One was a step test with a longer step duration followed by the same step test but shorter step duration.
Now try to imagine if you are used with lactate what the lactate curve would look like in the first compared to the second step test. ???
5/1 5/ is for sure not the gospel. It is for us for now a nice way to look at the reactions in the physiological systems and be relative happy with the time we give to the system to see, whether they can still react and help as a compensator or reach their own limitation.
The 1 min stop can be perhaps short or longer . Why one minute.?
Because it is easy to look at the clock and see,when the break is over. We do not have a decent clear physiological justification why we choose 1 min. It is just easier to run an assessment.
In fact 4/1/4 would be even easier as you can change every 5 min the next step.
By 5/1/5 you have to concentrate a little bit more..
So same weakness as in any classical test protocol we as well in a 5/1/5 assessment use time and the time set due to organisational points and not due to physiological justification.

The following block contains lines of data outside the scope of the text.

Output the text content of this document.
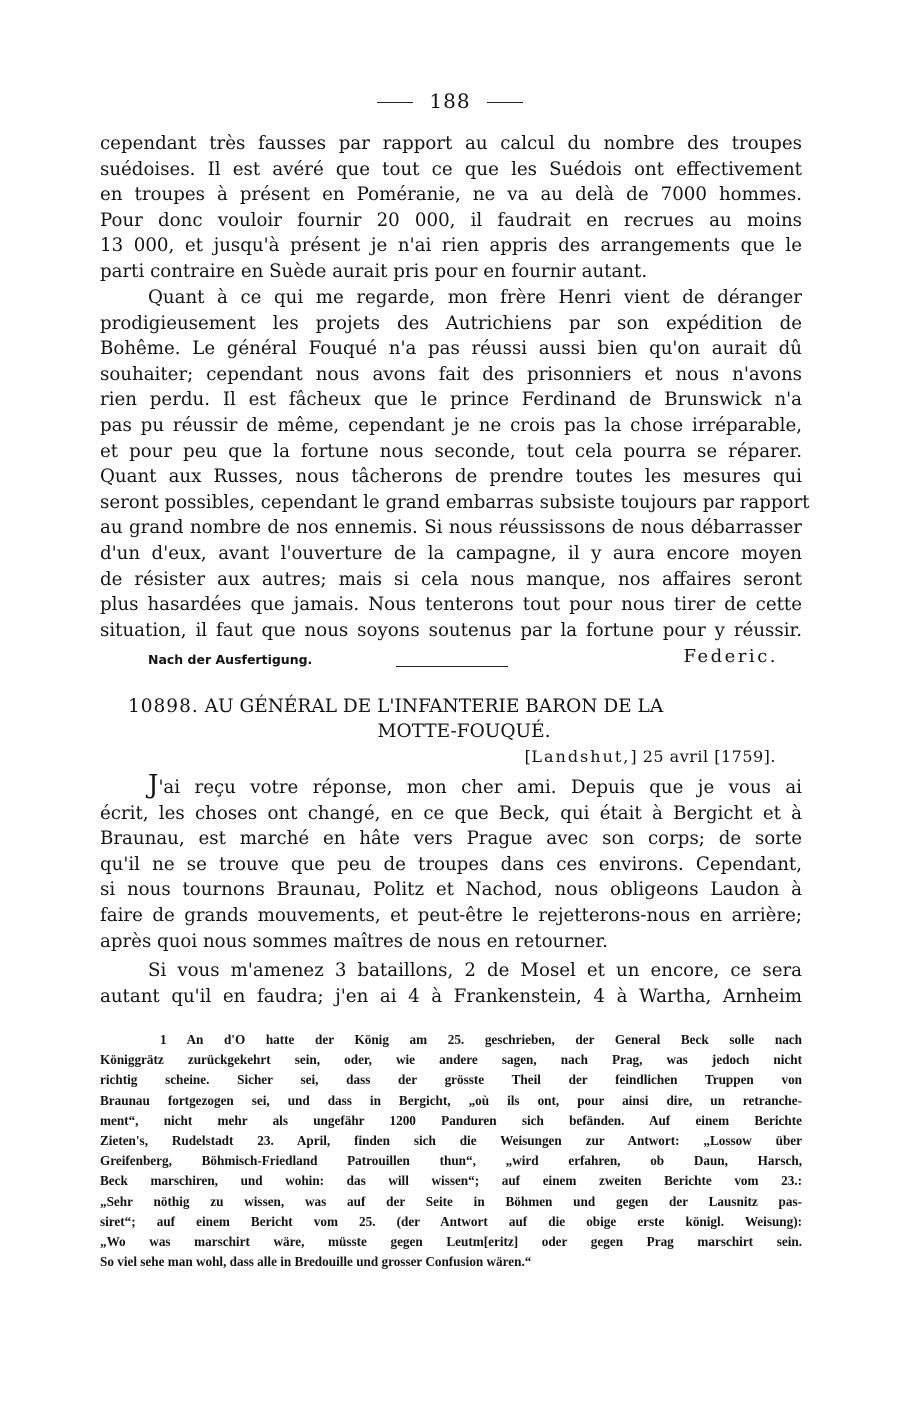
188
cependant très fausses par rapport au calcul du nombre des troupes
suédoises. Il est avéré que tout ce que les Suédois ont effectivement
en troupes à présent en Poméranie, ne va au delà de 7000 hommes.
Pour donc vouloir fournir 20 000, il faudrait en recrues au moins
13 000, et jusqu'à présent je n'ai rien appris des arrangements que le
parti contraire en Suède aurait pris pour en fournir autant.
Quant à ce qui me regarde, mon frère Henri vient de déranger
prodigieusement les projets des Autrichiens par son expédition de
Bohême. Le général Fouqué n'a pas réussi aussi bien qu'on aurait dû
souhaiter; cependant nous avons fait des prisonniers et nous n'avons
rien perdu. Il est fâcheux que le prince Ferdinand de Brunswick n'a
pas pu réussir de même, cependant je ne crois pas la chose irréparable,
et pour peu que la fortune nous seconde, tout cela pourra se réparer.
Quant aux Russes, nous tâcherons de prendre toutes les mesures qui
seront possibles, cependant le grand embarras subsiste toujours par rapport
au grand nombre de nos ennemis. Si nous réussissons de nous débarrasser
d'un d'eux, avant l'ouverture de la campagne, il y aura encore moyen
de résister aux autres; mais si cela nous manque, nos affaires seront
plus hasardées que jamais. Nous tenterons tout pour nous tirer de cette
situation, il faut que nous soyons soutenus par la fortune pour y réussir.
Nach der Ausfertigung.	Federic.
10898. AU GÉNÉRAL DE L'INFANTERIE BARON DE LA
MOTTE-FOUQUÉ.
[Landshut,] 25 avril [1759].
J'ai reçu votre réponse, mon cher ami. Depuis que je vous ai
écrit, les choses ont changé, en ce que Beck, qui était à Bergicht et à
Braunau, est marché en hâte vers Prague avec son corps; de sorte
qu'il ne se trouve que peu de troupes dans ces environs. Cependant,
si nous tournons Braunau, Politz et Nachod, nous obligeons Laudon à
faire de grands mouvements, et peut-être le rejetterons-nous en arrière;
après quoi nous sommes maîtres de nous en retourner.
Si vous m'amenez 3 bataillons, 2 de Mosel et un encore, ce sera
autant qu'il en faudra; j'en ai 4 à Frankenstein, 4 à Wartha, Arnheim
1 An d'O hatte der König am 25. geschrieben, der General Beck solle nach
Königgrätz zurückgekehrt sein, oder, wie andere sagen, nach Prag, was jedoch nicht
richtig scheine. Sicher sei, dass der grösste Theil der feindlichen Truppen von
Braunau fortgezogen sei, und dass in Bergicht, „où ils ont, pour ainsi dire, un retranche-
ment“, nicht mehr als ungefähr 1200 Panduren sich befänden. Auf einem Berichte
Zieten's, Rudelstadt 23. April, finden sich die Weisungen zur Antwort: „Lossow über
Greifenberg, Böhmisch-Friedland Patrouillen thun“, „wird erfahren, ob Daun, Harsch,
Beck marschiren, und wohin: das will wissen“; auf einem zweiten Berichte vom 23.:
„Sehr nöthig zu wissen, was auf der Seite in Böhmen und gegen der Lausnitz pas-
siret“; auf einem Bericht vom 25. (der Antwort auf die obige erste königl. Weisung):
„Wo was marschirt wäre, müsste gegen Leutm[eritz] oder gegen Prag marschirt sein.
So viel sehe man wohl, dass alle in Bredouille und grosser Confusion wären.“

The 1 min stop has 2 big purposes.
a) If we move for 5 min a stable o load e hope that the different physiological system had time enough to be a part of the delivery and or utilization process of the team (physiological body ).
So HR is up ( CO = HR x SV) and RF better VE is up to a level needed or demanded to sustain an optimal efficient delivery of O2 and reduction or release of CO2. We hope the BP and the vasodilatation effect has balanced in with the muscular compression effect and so on.
. So we run an optimal delivery or possible optimal delivery system and we run an optimal or needed utilization process.
. Now the sudden stop will eliminate immediately the need for O2 from the before working muscles. but is does not immediately stop the now good running delivery systems.
That means the NIRS reaction will show how much we delivery ion O2 ( SmO2 goes up and how much muscle compression reduced blood flow when we suddenly get rid of O2 consuming locomotion muscles and muscular compression.
This sudden spike can give a lot of information.
Now after 1 min rest ( possibly to short ) we now have a reduction in delivery CO and VE and BP and the sudden start again has the advantage, that we need now immediately energy ( O2 ) but we do not have anymore a great optimal CO and VE and we see, what the missing optimal delivery has for a reaction in tHb and SmO2 at the sudden start of demand or O2 again.
This reactions give us a lot of feedback on the limitation and or the compensation of the delivery systems and the utilization reactions..
If I than repeat this 2 times after the same load I get even more feedback out of it as many readers by know have picked up.
5/1/5 is a start into a new generation of physiological assessment and even small parts of the 5/1/5 information can be used daily when we look , whether we may have recovered from a workout or a race we did yesterday. But any change and constructive suggestion has to flow into an idea like this to avoid to get suck now in the new directions of live physiological workouts.